Fransa’nın kolektif bir hezeyanla yaşatmakta direttiği ve yaşattığına bir şekilde inandığı geçmiş geçti, gitti, bitti.

Elbette Fransa hâlâ güçlüdür, ayaktadır. Ancak kendisine tuttuğu dev aynasından kurtulamazsa önümüzdeki yıllarda işi gerçekten çok zor.

Bugün Türkiye Birleşmiş Milletler’in (BM) meşru kabul ettiği Ulusal Mutabakat Hükûmeti’nin (UMH) yardımına koşarken esasen Doğu Akdeniz’deki hayatî haklarını savunuyor.

Fransa ise artık hiçbir karşılığı kalmayan devrik “efendi” havalarının ardında, bir türlü yenemediği ve aşamadığı komplekslerinin – veya Jung’un deyimiyle iblislerinin – tahakkümündeki bir hâlet-i ruhiyeyle yeryüzündeki bir ülkeyi daha iliklerine kadar sömüremeyecek olmanın dayanılmaz ıstırabını çekiyor.

Dillerine pelesenk ettikleri ve Libya özelinde kati suretle herhangi bir gerçeklik ihtiva etmeyen “neo-Osmanlıcı politika” tenkitleri minvalindeki tepinmeler de bu yüzden.

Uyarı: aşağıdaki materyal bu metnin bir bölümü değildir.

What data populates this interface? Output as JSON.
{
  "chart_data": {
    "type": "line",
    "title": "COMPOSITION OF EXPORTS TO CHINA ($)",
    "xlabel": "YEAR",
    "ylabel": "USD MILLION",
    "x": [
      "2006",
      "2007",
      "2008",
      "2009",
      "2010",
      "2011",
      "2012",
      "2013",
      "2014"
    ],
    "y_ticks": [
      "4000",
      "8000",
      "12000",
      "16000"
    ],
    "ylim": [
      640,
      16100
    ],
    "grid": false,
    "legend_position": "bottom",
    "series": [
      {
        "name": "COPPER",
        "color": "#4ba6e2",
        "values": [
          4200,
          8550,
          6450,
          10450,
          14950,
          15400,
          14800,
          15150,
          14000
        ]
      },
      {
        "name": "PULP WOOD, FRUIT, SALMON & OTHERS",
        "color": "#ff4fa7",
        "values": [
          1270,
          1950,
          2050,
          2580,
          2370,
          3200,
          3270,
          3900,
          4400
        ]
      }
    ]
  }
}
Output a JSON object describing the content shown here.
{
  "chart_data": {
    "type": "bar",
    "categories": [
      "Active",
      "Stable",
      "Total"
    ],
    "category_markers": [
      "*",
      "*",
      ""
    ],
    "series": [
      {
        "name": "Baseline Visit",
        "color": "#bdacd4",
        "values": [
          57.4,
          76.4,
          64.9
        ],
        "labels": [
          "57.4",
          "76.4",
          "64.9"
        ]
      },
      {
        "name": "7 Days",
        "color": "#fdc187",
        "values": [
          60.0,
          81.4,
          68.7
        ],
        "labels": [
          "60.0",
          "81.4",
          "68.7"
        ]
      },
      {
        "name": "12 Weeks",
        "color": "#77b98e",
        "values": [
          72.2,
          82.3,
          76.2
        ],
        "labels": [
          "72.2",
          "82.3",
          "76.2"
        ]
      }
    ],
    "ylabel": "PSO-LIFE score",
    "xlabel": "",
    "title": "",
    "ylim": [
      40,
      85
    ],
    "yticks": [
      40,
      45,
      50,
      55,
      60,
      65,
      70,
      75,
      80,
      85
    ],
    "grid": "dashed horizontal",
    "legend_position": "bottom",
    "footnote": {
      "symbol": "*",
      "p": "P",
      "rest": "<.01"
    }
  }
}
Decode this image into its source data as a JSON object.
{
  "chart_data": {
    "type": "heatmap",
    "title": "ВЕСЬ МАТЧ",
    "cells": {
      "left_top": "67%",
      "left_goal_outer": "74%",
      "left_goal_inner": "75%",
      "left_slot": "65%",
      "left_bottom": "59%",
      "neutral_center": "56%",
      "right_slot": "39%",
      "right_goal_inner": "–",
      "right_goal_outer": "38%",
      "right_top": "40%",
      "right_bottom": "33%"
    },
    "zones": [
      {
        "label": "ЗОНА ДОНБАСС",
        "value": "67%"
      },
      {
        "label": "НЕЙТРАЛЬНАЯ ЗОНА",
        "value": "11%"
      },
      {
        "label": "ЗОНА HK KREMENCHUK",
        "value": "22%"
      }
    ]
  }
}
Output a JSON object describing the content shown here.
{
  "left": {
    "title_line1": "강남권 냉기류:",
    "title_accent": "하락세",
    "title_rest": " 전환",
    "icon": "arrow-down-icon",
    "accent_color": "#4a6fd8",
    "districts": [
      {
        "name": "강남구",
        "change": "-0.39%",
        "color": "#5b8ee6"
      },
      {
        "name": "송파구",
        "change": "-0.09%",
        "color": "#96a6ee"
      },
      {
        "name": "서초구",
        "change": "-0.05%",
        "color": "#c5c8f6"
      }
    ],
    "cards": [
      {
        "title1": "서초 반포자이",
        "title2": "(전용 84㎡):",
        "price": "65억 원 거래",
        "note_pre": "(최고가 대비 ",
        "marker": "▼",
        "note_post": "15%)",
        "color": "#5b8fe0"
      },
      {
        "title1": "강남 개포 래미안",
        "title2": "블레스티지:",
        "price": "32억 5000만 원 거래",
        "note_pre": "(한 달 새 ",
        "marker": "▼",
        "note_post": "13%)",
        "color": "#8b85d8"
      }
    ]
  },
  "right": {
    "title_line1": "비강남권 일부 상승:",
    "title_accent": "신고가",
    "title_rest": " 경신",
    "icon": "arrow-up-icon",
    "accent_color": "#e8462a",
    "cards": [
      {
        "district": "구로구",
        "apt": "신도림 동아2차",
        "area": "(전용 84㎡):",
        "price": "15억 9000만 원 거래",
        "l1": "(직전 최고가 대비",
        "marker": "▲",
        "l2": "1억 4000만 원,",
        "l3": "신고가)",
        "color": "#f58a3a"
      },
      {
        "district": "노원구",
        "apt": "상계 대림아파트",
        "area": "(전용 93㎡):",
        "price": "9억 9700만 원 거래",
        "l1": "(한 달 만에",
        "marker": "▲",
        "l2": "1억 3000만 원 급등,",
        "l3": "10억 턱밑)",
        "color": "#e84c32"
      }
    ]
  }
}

Velhâsıl bir epilog mahiyetinde ve Fransızların kulağına küpe olması, kendi iblislerinden azat olarak şifâ bulmaları temennisiyle Napolyon’un bir sözüyle bitirelim:

Ululuktan gülünçlüğe geçmek için bir adım yeterdir.

 

 

*Bu makalede yer alan fikirler yazara aittir ve Independent Türkçe’nin editöryal politikasını yansıtmayabilir.